Comfortably seated under the vista of three Jumbotron screens festooned by Spanish language instructions for our large and largely legal proto-citizens. I looked at my phone and discovered a picture of my grandson, which I resolved to forward to the computer for printing. Then it was the appointed minute. I rose, just a little shaky, and cursed the mask that focuses my exhalations in plumes of fog across my glasses and obscures the floor. Then some marginally steady cane work on the way out, feeling my way across the access road and eventually back into the Panzer. It took but a minute, no reaction, and the road home was clear. Superb organization and friendly volunteers made it NBD. “No big deal.”

Ensconced in a much more comfortable chair in the Great Room at the farm, Grace arranged a showing of a Turner Classic Movie with William Powell and Myrna Loy to pass the time. The only side-effect noted (so far) was astonishment at the ancient scenes created with whirling ladies and dapper formally-dressed men.

I took out the card with the appointment data for the second shot.
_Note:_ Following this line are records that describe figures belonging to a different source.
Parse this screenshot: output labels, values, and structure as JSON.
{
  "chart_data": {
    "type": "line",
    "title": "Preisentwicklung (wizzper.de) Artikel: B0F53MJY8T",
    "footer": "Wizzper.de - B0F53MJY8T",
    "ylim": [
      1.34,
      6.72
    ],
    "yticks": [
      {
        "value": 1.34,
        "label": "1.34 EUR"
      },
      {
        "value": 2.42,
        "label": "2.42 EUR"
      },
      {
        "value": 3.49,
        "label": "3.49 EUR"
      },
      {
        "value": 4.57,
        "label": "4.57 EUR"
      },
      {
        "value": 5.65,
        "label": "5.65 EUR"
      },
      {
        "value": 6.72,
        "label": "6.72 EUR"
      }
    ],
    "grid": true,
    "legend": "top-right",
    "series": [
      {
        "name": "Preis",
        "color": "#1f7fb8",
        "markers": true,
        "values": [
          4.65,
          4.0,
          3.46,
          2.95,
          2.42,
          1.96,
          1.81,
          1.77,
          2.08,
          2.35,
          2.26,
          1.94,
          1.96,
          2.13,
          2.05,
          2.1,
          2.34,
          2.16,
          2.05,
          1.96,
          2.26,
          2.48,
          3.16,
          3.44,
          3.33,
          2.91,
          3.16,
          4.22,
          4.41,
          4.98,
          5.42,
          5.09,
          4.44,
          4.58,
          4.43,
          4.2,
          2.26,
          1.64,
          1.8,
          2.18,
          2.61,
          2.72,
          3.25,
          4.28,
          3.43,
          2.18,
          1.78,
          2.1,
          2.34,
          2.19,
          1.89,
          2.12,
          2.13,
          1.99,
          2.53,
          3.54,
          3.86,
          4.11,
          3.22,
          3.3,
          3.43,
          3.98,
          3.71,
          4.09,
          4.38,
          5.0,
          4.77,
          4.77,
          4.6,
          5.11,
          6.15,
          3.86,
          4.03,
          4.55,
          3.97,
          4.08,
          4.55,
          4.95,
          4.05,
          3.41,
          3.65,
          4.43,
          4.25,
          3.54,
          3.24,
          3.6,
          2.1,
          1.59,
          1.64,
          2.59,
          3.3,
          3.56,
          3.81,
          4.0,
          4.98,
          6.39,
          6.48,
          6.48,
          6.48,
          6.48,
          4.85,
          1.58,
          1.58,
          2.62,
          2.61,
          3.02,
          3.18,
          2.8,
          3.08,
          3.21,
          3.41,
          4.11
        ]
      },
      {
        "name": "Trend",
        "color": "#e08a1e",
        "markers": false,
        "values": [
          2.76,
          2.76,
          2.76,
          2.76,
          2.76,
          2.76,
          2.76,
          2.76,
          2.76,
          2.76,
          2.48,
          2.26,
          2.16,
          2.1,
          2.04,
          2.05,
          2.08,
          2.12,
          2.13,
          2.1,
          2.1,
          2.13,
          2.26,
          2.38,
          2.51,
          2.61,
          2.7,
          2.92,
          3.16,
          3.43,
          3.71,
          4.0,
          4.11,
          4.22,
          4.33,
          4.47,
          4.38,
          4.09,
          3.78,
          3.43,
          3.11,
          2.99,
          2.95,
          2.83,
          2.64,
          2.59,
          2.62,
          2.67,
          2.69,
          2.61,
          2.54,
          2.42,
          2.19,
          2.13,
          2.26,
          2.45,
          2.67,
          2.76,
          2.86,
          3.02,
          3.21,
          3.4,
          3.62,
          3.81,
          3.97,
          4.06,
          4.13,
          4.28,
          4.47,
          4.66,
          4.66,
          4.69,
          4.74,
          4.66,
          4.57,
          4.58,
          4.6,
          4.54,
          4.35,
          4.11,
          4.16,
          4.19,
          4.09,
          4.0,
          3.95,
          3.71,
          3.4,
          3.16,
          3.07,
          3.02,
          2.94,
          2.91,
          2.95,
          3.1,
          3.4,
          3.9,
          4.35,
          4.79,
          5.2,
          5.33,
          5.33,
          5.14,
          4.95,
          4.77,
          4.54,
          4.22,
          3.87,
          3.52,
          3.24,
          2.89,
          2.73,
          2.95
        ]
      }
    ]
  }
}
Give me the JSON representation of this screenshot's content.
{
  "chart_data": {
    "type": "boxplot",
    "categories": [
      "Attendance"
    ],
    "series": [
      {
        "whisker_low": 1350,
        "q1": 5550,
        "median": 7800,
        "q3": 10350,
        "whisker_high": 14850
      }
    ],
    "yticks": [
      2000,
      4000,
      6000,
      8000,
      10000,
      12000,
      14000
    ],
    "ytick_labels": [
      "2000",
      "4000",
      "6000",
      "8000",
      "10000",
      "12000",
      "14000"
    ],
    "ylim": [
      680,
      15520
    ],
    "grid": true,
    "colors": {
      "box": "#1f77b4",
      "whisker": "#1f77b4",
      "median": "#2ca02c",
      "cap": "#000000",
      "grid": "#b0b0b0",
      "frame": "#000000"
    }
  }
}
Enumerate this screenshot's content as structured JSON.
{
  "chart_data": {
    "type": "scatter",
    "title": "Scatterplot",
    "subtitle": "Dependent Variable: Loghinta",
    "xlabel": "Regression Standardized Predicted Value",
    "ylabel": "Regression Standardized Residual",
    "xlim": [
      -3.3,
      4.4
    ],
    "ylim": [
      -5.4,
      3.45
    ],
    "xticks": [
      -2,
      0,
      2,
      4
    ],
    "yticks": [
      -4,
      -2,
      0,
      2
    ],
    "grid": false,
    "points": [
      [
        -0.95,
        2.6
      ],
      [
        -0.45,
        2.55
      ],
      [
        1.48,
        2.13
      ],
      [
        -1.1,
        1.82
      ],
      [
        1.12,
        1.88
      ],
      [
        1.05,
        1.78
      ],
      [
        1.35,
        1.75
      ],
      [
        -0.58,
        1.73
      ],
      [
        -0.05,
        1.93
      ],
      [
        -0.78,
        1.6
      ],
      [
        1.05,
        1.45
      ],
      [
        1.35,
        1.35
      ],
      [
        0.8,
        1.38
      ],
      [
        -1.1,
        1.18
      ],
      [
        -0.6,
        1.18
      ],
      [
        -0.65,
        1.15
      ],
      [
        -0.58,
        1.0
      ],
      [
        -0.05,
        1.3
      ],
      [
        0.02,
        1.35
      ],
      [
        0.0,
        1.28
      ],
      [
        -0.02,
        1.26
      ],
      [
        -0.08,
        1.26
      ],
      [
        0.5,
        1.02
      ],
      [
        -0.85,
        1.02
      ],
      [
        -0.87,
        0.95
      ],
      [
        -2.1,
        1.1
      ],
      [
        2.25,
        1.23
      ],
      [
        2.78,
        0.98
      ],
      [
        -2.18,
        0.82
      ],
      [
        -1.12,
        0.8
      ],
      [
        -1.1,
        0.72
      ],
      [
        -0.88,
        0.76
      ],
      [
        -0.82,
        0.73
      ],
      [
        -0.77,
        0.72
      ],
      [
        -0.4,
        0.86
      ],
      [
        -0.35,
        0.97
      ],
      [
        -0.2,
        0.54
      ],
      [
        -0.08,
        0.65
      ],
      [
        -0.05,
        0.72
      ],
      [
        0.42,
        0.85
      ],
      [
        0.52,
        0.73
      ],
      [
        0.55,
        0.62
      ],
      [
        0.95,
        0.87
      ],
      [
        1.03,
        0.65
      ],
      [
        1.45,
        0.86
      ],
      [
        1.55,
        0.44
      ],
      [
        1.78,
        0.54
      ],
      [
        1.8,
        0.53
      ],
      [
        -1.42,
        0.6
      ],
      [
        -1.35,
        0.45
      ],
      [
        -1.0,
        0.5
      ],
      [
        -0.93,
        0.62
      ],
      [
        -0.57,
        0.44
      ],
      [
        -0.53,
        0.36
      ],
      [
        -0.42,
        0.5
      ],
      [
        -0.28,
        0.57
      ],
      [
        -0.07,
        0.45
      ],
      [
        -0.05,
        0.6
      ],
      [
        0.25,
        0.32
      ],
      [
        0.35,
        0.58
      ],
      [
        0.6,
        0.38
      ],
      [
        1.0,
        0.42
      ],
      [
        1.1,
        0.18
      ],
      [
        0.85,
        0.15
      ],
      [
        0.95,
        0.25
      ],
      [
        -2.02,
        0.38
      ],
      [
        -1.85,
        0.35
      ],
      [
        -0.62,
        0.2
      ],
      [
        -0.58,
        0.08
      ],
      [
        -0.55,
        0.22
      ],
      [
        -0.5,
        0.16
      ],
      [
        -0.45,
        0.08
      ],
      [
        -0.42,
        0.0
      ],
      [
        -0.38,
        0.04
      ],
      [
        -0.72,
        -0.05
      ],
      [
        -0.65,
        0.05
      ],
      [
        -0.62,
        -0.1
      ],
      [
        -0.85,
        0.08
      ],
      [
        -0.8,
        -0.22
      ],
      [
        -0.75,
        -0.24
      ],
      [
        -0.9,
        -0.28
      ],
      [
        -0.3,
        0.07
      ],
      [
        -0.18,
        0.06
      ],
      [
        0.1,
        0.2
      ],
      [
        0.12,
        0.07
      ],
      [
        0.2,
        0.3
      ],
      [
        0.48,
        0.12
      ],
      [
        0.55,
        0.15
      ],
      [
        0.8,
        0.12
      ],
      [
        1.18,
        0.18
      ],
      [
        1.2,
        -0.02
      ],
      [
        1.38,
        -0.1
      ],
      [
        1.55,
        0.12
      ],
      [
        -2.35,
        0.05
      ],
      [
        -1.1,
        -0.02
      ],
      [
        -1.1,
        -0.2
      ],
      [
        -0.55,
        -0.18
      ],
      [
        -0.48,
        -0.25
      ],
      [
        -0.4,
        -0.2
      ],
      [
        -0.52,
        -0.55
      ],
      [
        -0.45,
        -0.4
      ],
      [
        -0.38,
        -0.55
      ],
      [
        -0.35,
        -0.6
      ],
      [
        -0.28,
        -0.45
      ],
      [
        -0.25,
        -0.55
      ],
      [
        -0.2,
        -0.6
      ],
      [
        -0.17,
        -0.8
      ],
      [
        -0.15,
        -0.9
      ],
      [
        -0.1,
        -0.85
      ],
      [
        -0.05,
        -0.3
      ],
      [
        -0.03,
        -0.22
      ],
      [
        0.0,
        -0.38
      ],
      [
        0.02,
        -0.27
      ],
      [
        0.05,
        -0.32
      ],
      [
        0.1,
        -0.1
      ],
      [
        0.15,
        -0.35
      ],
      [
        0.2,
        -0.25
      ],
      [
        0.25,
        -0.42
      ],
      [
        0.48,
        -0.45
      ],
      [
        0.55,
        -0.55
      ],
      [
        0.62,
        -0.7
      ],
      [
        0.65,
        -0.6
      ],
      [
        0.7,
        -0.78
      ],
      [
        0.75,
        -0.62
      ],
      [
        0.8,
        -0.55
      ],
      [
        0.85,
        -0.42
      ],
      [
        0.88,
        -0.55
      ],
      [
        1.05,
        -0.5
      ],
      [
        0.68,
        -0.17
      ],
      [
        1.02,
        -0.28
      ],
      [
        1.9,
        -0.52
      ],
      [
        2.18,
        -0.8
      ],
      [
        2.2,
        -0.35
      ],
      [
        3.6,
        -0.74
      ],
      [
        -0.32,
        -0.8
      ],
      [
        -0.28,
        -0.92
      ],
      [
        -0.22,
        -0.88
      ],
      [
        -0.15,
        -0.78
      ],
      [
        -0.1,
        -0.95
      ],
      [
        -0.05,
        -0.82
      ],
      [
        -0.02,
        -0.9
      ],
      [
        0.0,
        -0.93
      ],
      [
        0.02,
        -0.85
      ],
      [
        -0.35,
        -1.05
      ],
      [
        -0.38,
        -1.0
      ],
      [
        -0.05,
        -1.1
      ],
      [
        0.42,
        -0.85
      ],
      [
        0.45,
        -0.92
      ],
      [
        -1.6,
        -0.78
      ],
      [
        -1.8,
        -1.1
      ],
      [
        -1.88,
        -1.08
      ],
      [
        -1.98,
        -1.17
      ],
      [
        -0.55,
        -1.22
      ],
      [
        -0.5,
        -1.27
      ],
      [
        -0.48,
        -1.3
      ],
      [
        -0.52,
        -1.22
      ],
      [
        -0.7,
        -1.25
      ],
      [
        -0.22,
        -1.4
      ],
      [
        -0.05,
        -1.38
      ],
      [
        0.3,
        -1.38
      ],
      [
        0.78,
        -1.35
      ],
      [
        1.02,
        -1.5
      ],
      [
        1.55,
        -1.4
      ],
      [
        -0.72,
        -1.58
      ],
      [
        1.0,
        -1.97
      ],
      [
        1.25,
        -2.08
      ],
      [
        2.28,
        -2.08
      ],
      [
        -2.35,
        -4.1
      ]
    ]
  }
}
It is 28 days to the minute from the first to the second dose, which my computer calendar helpfully informed me was the end of a month-long event called “Eid al-Fitr.” I assume it is a relic of the days we had to remember Islamic holidays for a variety of perfectly good reasons, some involving deferred kinetic activity, but I had forgotten what it meant. I looked it up. “End of Ramadan Fast,” was the most workable translation that popped up.

I added a note to avoid kinetic activity until after the next appointment on the computer and made a conscious decision to ignore the fasting until then. The holiday, of course, begins with the new lunar month in the eventide, so it is not a perfect match with a morning appointment. But as someone else noted, “This too shall pass.”

If you are fasting this month, I wish you well in devotions. If you are awaiting Moderna, it appears to be NBD.